2013 yılında romanın televizyon uyarlama haklarını aldığını açıklayan FOX yeni bir Shogun dizisinin hazırlanmakta olduğunu basına duyurdu. O günden beridir elimizdeki son resmi haber de bu.
İçeriden sızan bilgilere göre yapımcılar doğru format ve senaryoyu hala bulabilmiş değiller. Bir dönem Blackthorne olarak Sons of Anarchy ve King Arthur’dan tanıdığımız Charlie Hunnam’dan bahsediliyordu.
Anlaşılan o ki 80’lerde büyük tartışmalara sebep olan bu devrimsel dizinin günümüzde yapılması önünde başka politik problemler var.
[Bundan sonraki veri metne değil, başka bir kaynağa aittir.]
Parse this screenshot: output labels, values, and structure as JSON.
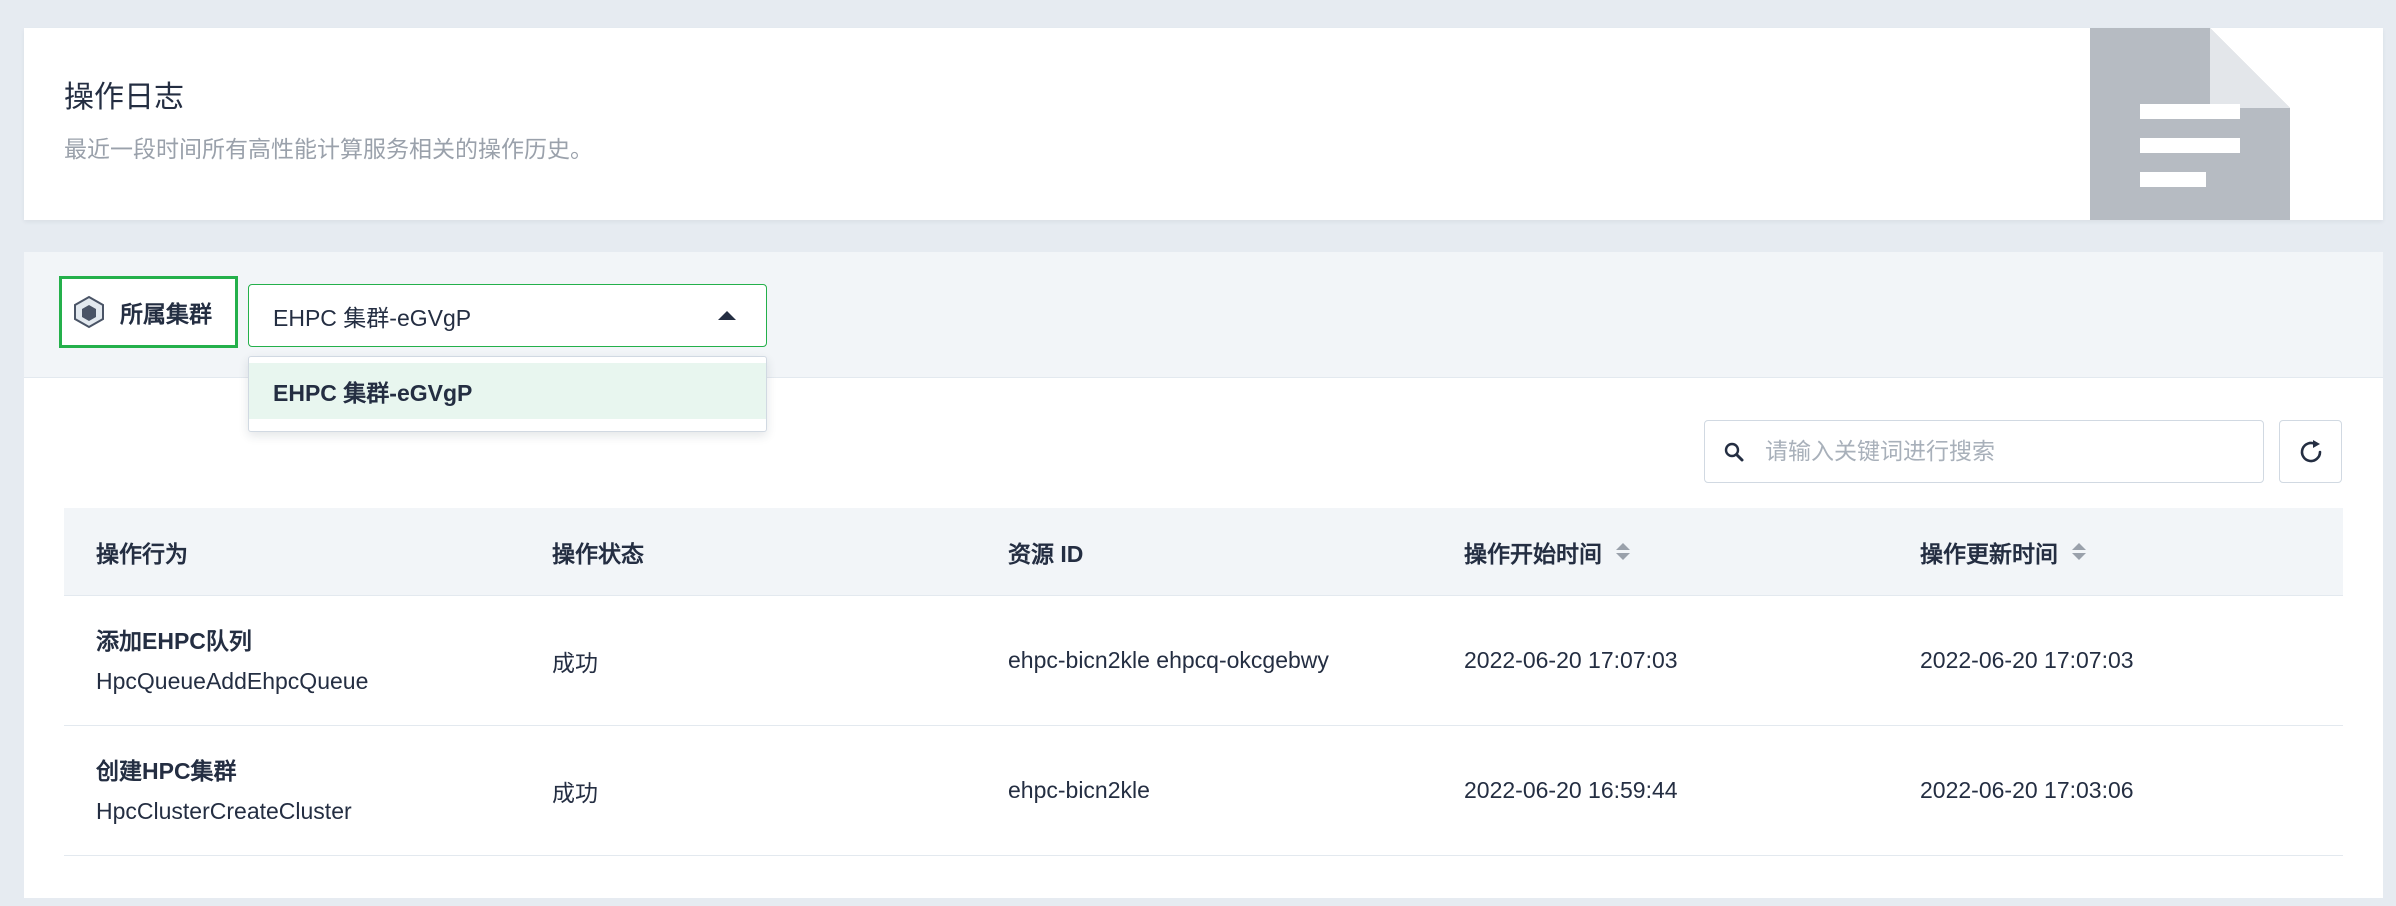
{
  "header": {
    "title": "操作日志",
    "description": "最近一段时间所有高性能计算服务相关的操作历史。"
  },
  "filter": {
    "label": "所属集群",
    "selected": "EHPC 集群-eGVgP",
    "options": [
      "EHPC 集群-eGVgP"
    ]
  },
  "toolbar": {
    "search_placeholder": "请输入关键词进行搜索"
  },
  "table": {
    "columns": [
      "操作行为",
      "操作状态",
      "资源 ID",
      "操作开始时间",
      "操作更新时间"
    ],
    "rows": [
      {
        "action_name": "添加EHPC队列",
        "action_code": "HpcQueueAddEhpcQueue",
        "status": "成功",
        "resource_id": "ehpc-bicn2kle ehpcq-okcgebwy",
        "start_time": "2022-06-20 17:07:03",
        "update_time": "2022-06-20 17:07:03"
      },
      {
        "action_name": "创建HPC集群",
        "action_code": "HpcClusterCreateCluster",
        "status": "成功",
        "resource_id": "ehpc-bicn2kle",
        "start_time": "2022-06-20 16:59:44",
        "update_time": "2022-06-20 17:03:06"
      }
    ]
  },
  "icons": {
    "cluster": "cube-icon",
    "search": "search-icon",
    "refresh": "refresh-icon",
    "illustration": "document-icon"
  },
  "colors": {
    "accent": "#24b04b",
    "selected_option_bg": "#e8f6ef"
  }
}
Bir yandan eşcinsellik, çıplaklık, din istismarı gibi konular bugün daha rahat işlenebilecek iken, çocuk seks köleleri ve ağır işkence sahneleri hala problem konular. Dahası her ne kadar yabancı bir kültürü yansıtsa da Shogun, günümüzde “Asil, beyaz, Hristiyan bir anglo saksonun uzak doğuya gidip adamların kendi kültürleri ile ilgili şeyleri onlardan daha iyi yapması” hikayesi olarak algılanabilir, her ne kadar kitabın ana fikri bunun tam tersi olsa da. Son olarak kadın haklarının yaygınca tartışıldığı günümüzde cinsiyet temelli sosyal stigmanın gözler önünde olduğu batı toplumuna çok anormal gelecek ilişkilerin geri tepme ihtimali FOX’u korkutuyor veya zorluyor olabilir.
İsyanın Meşru Sebebi Zaferdir
Ama bütün bunlar dev izlenme oranları ile unutulabilir. Zira Blackthorne ve Toronaga ilk karşılaştıklarında büyük Daimyo soruyor kahramanımıza:
“Düşmanım dediğin bu Portekizliler sizin efendinizmiş. Sonra ayaklanıp ayrı ülke kurmuşsunuz. Doğru mu?”
“Doğrudur efendim”
“O vakit onursuz bir ihanettir bu. Aşağılık bir davranıştır. İnsan, asla lorduna, efendisine ihanet edemez. İsyan affedilemez. Suçtur.”
“Fakat efendim… İsyanımızı haklı çıkaracak ciddi meşru sebepler var.”
“Efendiye isyanı haklı çıkaracak meşru bir sebep olamaz. Ne olabilir ki?”
“Zafer!”
Blackthorne’un bu cevabına kahkahalarla güler Toronaga…
“Evet… Anjin. İsyanın olası tek meşru sebebini söyledin hakikaten… Pekiyi söyle bakalım: Zafer kazanacak mısınız?”
Gururla cevap verir kahramanımız:
“Hai!”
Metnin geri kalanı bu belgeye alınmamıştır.